11 Journalists Killed in 2012/Motive Confirmed Terminology explained –
Anas al-Tarsha, Freelance; February 24 in Homs, Syria;
Rémi Ochlik, Freelance, February 22 in Homs, Syria;
Marie Colvin, Sunday Times, February 22 in Homs, Syria;
Rami al-Sayed, Freelance, February 21 in Homs, Syria;
Mario Randolfo Marques Lopes, Vassouras na Net, February 9 in Barra do Piraí, Brazil;
Mazhar Tayyara, Freelance, February 4 in Homs, Syria;
Hassan Osman Abdi, Shabelle Media Network, January 28 in Mogadishu, Somalia;
Enenche Akogwu, Channels TV, January 20 in Kano, Nigeria;
Mukarram Khan Aatif, Freelance, January 17, in Shabqadar, Pakistan;
Wisut “Ae” Tangwittayaporn, Inside Phuket, January 12 in Phuket, Thailand;
Gilles Jacquier, France 2, January 11 in Homs, Syria.
These statistics were published in the Guardian article Shoot the journalists: Syria’s lesson from the Arab spring Feb. 25.
Sunday Times war correspondent Marie Colvin and French photographer Rémi Ochlik died in Homs last week, bringing the death toll of journalists in Syria this year alone to six.
In 2011, at least 66 journalists were killed around the world as a result of their work, a 16% rise on the previous year, with 17 deaths among reporters covering the Arab spring uprisings.
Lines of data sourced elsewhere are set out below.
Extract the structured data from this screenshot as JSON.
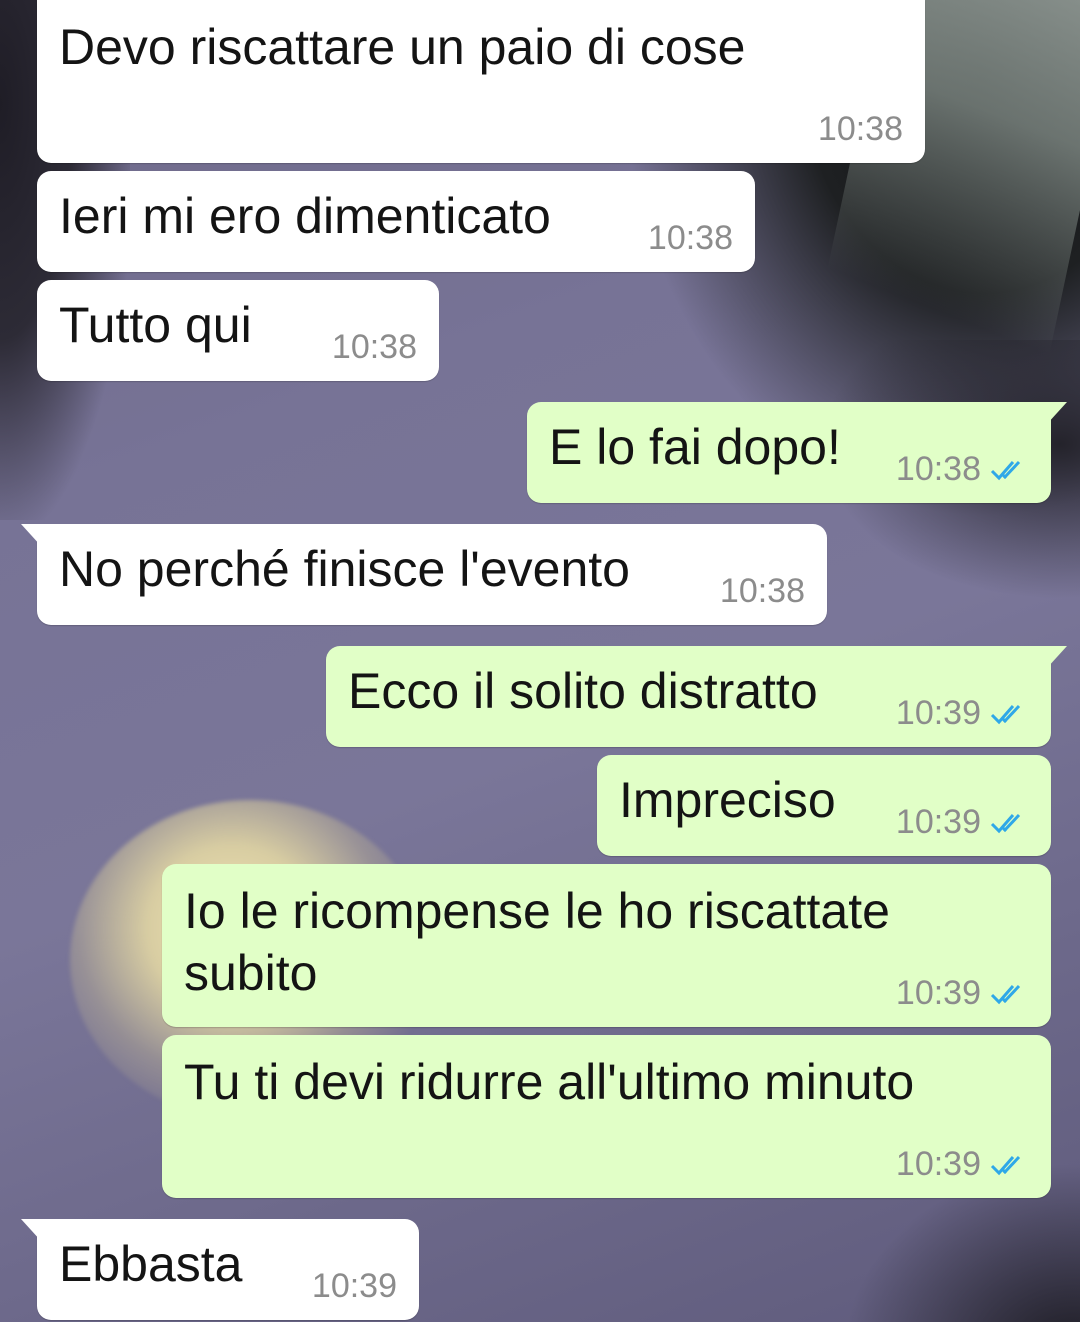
{
  "colors": {
    "incoming_bubble": "#ffffff",
    "outgoing_bubble": "#e1ffc7",
    "timestamp": "#8c8c8c",
    "read_ticks": "#2fa8e8"
  },
  "messages": [
    {
      "direction": "in",
      "text": "Devo riscattare un paio di cose",
      "time": "10:38"
    },
    {
      "direction": "in",
      "text": "Ieri mi ero dimenticato",
      "time": "10:38"
    },
    {
      "direction": "in",
      "text": "Tutto qui",
      "time": "10:38"
    },
    {
      "direction": "out",
      "text": "E lo fai dopo!",
      "time": "10:38",
      "status_icon": "double-check-read-icon"
    },
    {
      "direction": "in",
      "text": "No perché finisce l'evento",
      "time": "10:38"
    },
    {
      "direction": "out",
      "text": "Ecco il solito distratto",
      "time": "10:39",
      "status_icon": "double-check-read-icon"
    },
    {
      "direction": "out",
      "text": "Impreciso",
      "time": "10:39",
      "status_icon": "double-check-read-icon"
    },
    {
      "direction": "out",
      "text": "Io le ricompense le ho riscattate\nsubito",
      "time": "10:39",
      "status_icon": "double-check-read-icon"
    },
    {
      "direction": "out",
      "text": "Tu ti devi ridurre all'ultimo minuto",
      "time": "10:39",
      "status_icon": "double-check-read-icon"
    },
    {
      "direction": "in",
      "text": "Ebbasta",
      "time": "10:39"
    }
  ]
}
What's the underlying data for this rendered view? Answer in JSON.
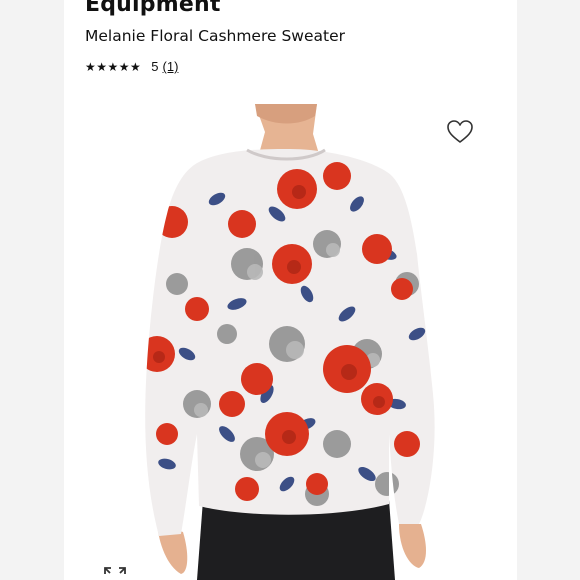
{
  "product": {
    "brand": "Equipment",
    "name": "Melanie Floral Cashmere Sweater",
    "stars": "★★★★★",
    "rating_value": "5",
    "review_count": "(1)"
  },
  "colors": {
    "sweater_base": "#f1eeee",
    "rose_red": "#d9351f",
    "leaf_blue": "#3c4f86",
    "leaf_gray": "#8c8c8c",
    "pants": "#1e1e20",
    "skin": "#e4b08e"
  },
  "icons": {
    "wishlist": "heart-icon",
    "zoom": "expand-icon"
  }
}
Ten deaths in Pakistan marked the heaviest loss in a single country. Libya claimed five lives, including award-winning British photojournalist Tim Hetherington, and al-Jazeera cameraman Ali Hassan al-Jaber.
Putin’s Russia is an increasingly dangerous place for journalists with extreme limits on freedom of expression. Forty-nine have died since 1992, including Kremlin critic Anna Politkovskaya, shot dead in 2006.
The most deadly country for journalists in the past 10 years has been Iraq, where 151 have been killed since 1992. Coming a bloody second is the Philippines, where 72 have been murdered. Covering human rights as a journalist is more deadly than covering crime, war or corruption.
Street protests in other countries such as Greece, Belarus, Uganda, Chile and the US were responsible for a surge in arrests, from 535 in 2010 to 1,044 in 2011, according to Reporters Without Borders.
Ethiopia was criticized last year for jailing two Swedish journalists covering the insurgency on its border with Somalia. The country is causing increasing international concern with its harsh policies towards its own press.
Nine online journalists were killed for their work in 2011, including Mexican reporter MarÍa Elizabeth MacÍas Castro, whose decapitated body was found near Nuevo Laredo, with a note stating she had been murdered for reporting on social media websites. Mexico has at least 11 journalists reported missing, feared dead.
Other journalists will carry on with this necessary work and more will die while doing it – all the while knowing the risks. The world is poorer when we lose dedicated and committed journalists without whom we would not know the horrors that ordinary people suffer at the hands of brutal dictators or hardships and injustices they suffer because of corrupt governments.
Their voices have not been silenced. Their legacies will live on for the difference they made, and the voice they gave to those who otherwise would not have had one.